Cultural Anthropology

Author: Emily A. Schultz
Publisher:
ISBN: 0199028524
Release Date: 2018-03-06
Genre:

Drawing on the authors' fieldwork experience, this text explores how cultural creativity, human agency, and the material conditions of everyday life interact to shape cultural practices. Discussions of ongoing controversies - including tribalism vs. globalization and increasing inequalitybetween "have" and "have not" regions - show how cultural anthropologists can tackle the world's most pressing social problems through their specialized knowledge and skills.

The World Until Yesterday

Author: Jared Diamond
Publisher: Penguin UK
ISBN: 9781846148156
Release Date: 2013-01-10
Genre: Social Science

From the author of No.1 international bestseller Collapse, a mesmerizing portrait of the human past that offers profound lessons for how we can live today Visionary, prize-winning author Jared Diamond changed the way we think about the rise and fall of human civilizations with his previous international bestsellers Guns, Germs and Steel and Collapse.
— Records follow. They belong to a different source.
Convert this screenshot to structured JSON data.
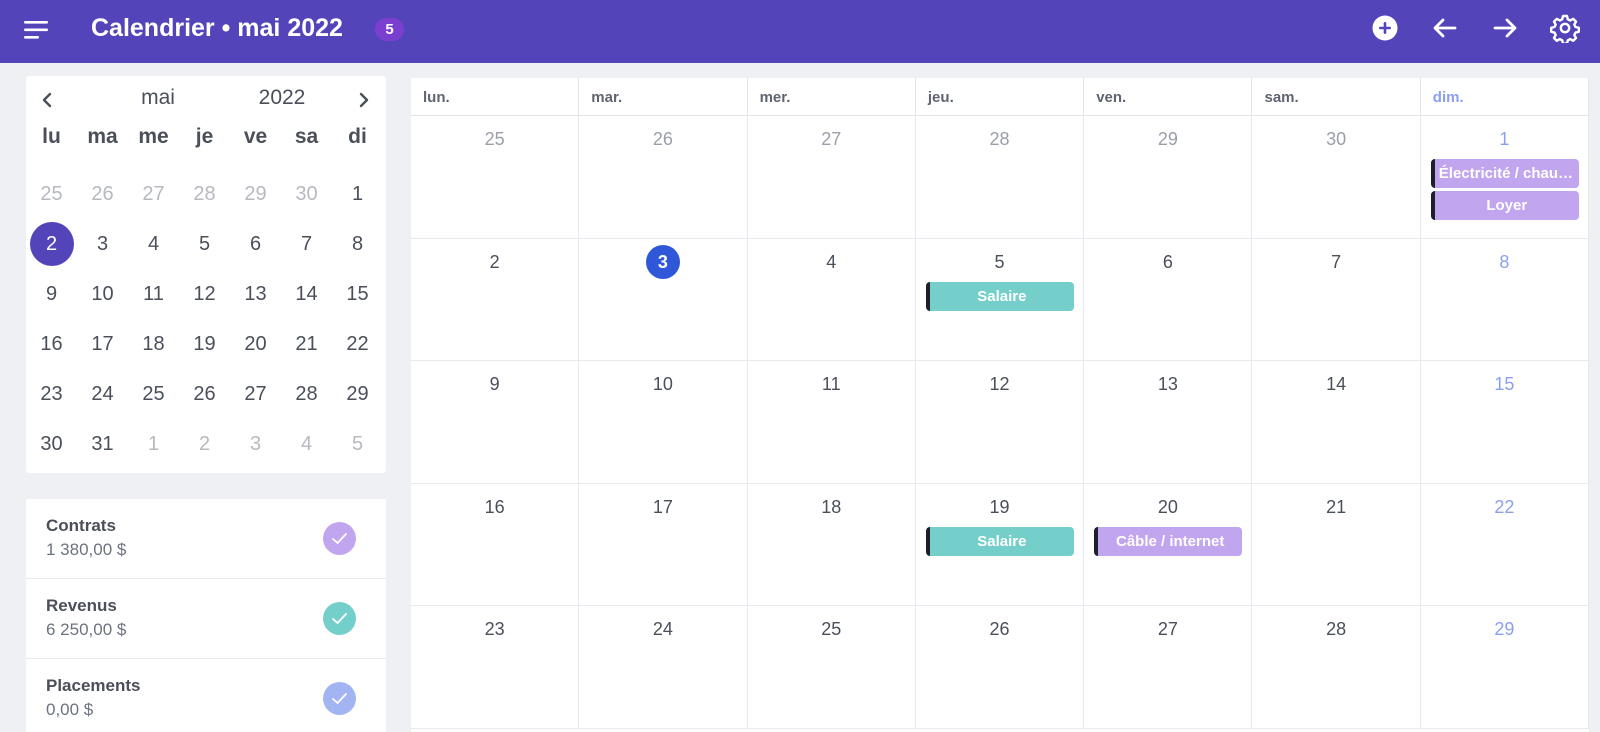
{
  "header": {
    "title": "Calendrier • mai 2022",
    "badge": "5",
    "color": "#5444b9"
  },
  "toolbar": {
    "icons": [
      "add-circle-icon",
      "arrow-left-icon",
      "arrow-right-icon",
      "gear-icon"
    ]
  },
  "minical": {
    "month": "mai",
    "year": "2022",
    "weekdays": [
      "lu",
      "ma",
      "me",
      "je",
      "ve",
      "sa",
      "di"
    ],
    "selected": "2",
    "weeks": [
      [
        {
          "d": "25",
          "m": true
        },
        {
          "d": "26",
          "m": true
        },
        {
          "d": "27",
          "m": true
        },
        {
          "d": "28",
          "m": true
        },
        {
          "d": "29",
          "m": true
        },
        {
          "d": "30",
          "m": true
        },
        {
          "d": "1"
        }
      ],
      [
        {
          "d": "2",
          "s": true
        },
        {
          "d": "3"
        },
        {
          "d": "4"
        },
        {
          "d": "5"
        },
        {
          "d": "6"
        },
        {
          "d": "7"
        },
        {
          "d": "8"
        }
      ],
      [
        {
          "d": "9"
        },
        {
          "d": "10"
        },
        {
          "d": "11"
        },
        {
          "d": "12"
        },
        {
          "d": "13"
        },
        {
          "d": "14"
        },
        {
          "d": "15"
        }
      ],
      [
        {
          "d": "16"
        },
        {
          "d": "17"
        },
        {
          "d": "18"
        },
        {
          "d": "19"
        },
        {
          "d": "20"
        },
        {
          "d": "21"
        },
        {
          "d": "22"
        }
      ],
      [
        {
          "d": "23"
        },
        {
          "d": "24"
        },
        {
          "d": "25"
        },
        {
          "d": "26"
        },
        {
          "d": "27"
        },
        {
          "d": "28"
        },
        {
          "d": "29"
        }
      ],
      [
        {
          "d": "30"
        },
        {
          "d": "31"
        },
        {
          "d": "1",
          "m": true
        },
        {
          "d": "2",
          "m": true
        },
        {
          "d": "3",
          "m": true
        },
        {
          "d": "4",
          "m": true
        },
        {
          "d": "5",
          "m": true
        }
      ]
    ]
  },
  "summary": [
    {
      "name": "Contrats",
      "value": "1 380,00 $",
      "color": "#c1a5ef"
    },
    {
      "name": "Revenus",
      "value": "6 250,00 $",
      "color": "#74cfca"
    },
    {
      "name": "Placements",
      "value": "0,00 $",
      "color": "#a3b4f2"
    }
  ],
  "calendar": {
    "weekdays": [
      "lun.",
      "mar.",
      "mer.",
      "jeu.",
      "ven.",
      "sam.",
      "dim."
    ],
    "weeks": [
      [
        {
          "d": "25",
          "m": true
        },
        {
          "d": "26",
          "m": true
        },
        {
          "d": "27",
          "m": true
        },
        {
          "d": "28",
          "m": true
        },
        {
          "d": "29",
          "m": true
        },
        {
          "d": "30",
          "m": true
        },
        {
          "d": "1",
          "events": [
            {
              "label": "Électricité / chauffage",
              "color": "purple"
            },
            {
              "label": "Loyer",
              "color": "purple"
            }
          ]
        }
      ],
      [
        {
          "d": "2"
        },
        {
          "d": "3",
          "today": true
        },
        {
          "d": "4"
        },
        {
          "d": "5",
          "events": [
            {
              "label": "Salaire",
              "color": "teal"
            }
          ]
        },
        {
          "d": "6"
        },
        {
          "d": "7"
        },
        {
          "d": "8"
        }
      ],
      [
        {
          "d": "9"
        },
        {
          "d": "10"
        },
        {
          "d": "11"
        },
        {
          "d": "12"
        },
        {
          "d": "13"
        },
        {
          "d": "14"
        },
        {
          "d": "15"
        }
      ],
      [
        {
          "d": "16"
        },
        {
          "d": "17"
        },
        {
          "d": "18"
        },
        {
          "d": "19",
          "events": [
            {
              "label": "Salaire",
              "color": "teal"
            }
          ]
        },
        {
          "d": "20",
          "events": [
            {
              "label": "Câble / internet",
              "color": "purple"
            }
          ]
        },
        {
          "d": "21"
        },
        {
          "d": "22"
        }
      ],
      [
        {
          "d": "23"
        },
        {
          "d": "24"
        },
        {
          "d": "25"
        },
        {
          "d": "26"
        },
        {
          "d": "27"
        },
        {
          "d": "28"
        },
        {
          "d": "29"
        }
      ]
    ]
  }
}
Now he returns with another epic - and groundbreaking - journey into our rapidly receding past. In The World Until Yesterday, Diamond reveals how traditional societies around the world offer an extraordinary window onto how our ancestors lived for the majority of human history - until virtually yesterday, in evolutionary terms - and provide unique, often overlooked insights into human nature. Drawing extensively on his decades working in the jungles of Papua New Guinea, Diamond explores how tribal societies approach essential human problems, from childrearing to conflict resolution to health, and discovers we have much to learn from traditional ways of life. He unearths remarkable findings - from the reason why modern afflictions like diabetes, obesity and Alzheimer's are virtually non-existent in tribal societies to the surprising benefits of multilingualism. Panoramic in scope and thrillingly original, The World Until Yesterday provides an enthralling first-hand picture of the human past that also suggests profound lessons for how to live well today. Jared Diamond is the Pulitzer Prize-winning author of the seminal million-copy-bestseller Guns, Germs, and Steel, which was named one of TIME's best non-fiction books of all time, and Collapse, a #1 international bestseller. A professor of geography at UCLA and noted polymath, Diamond's work has been influential in the fields of anthropology, biology, ornithology, ecology and history, among others.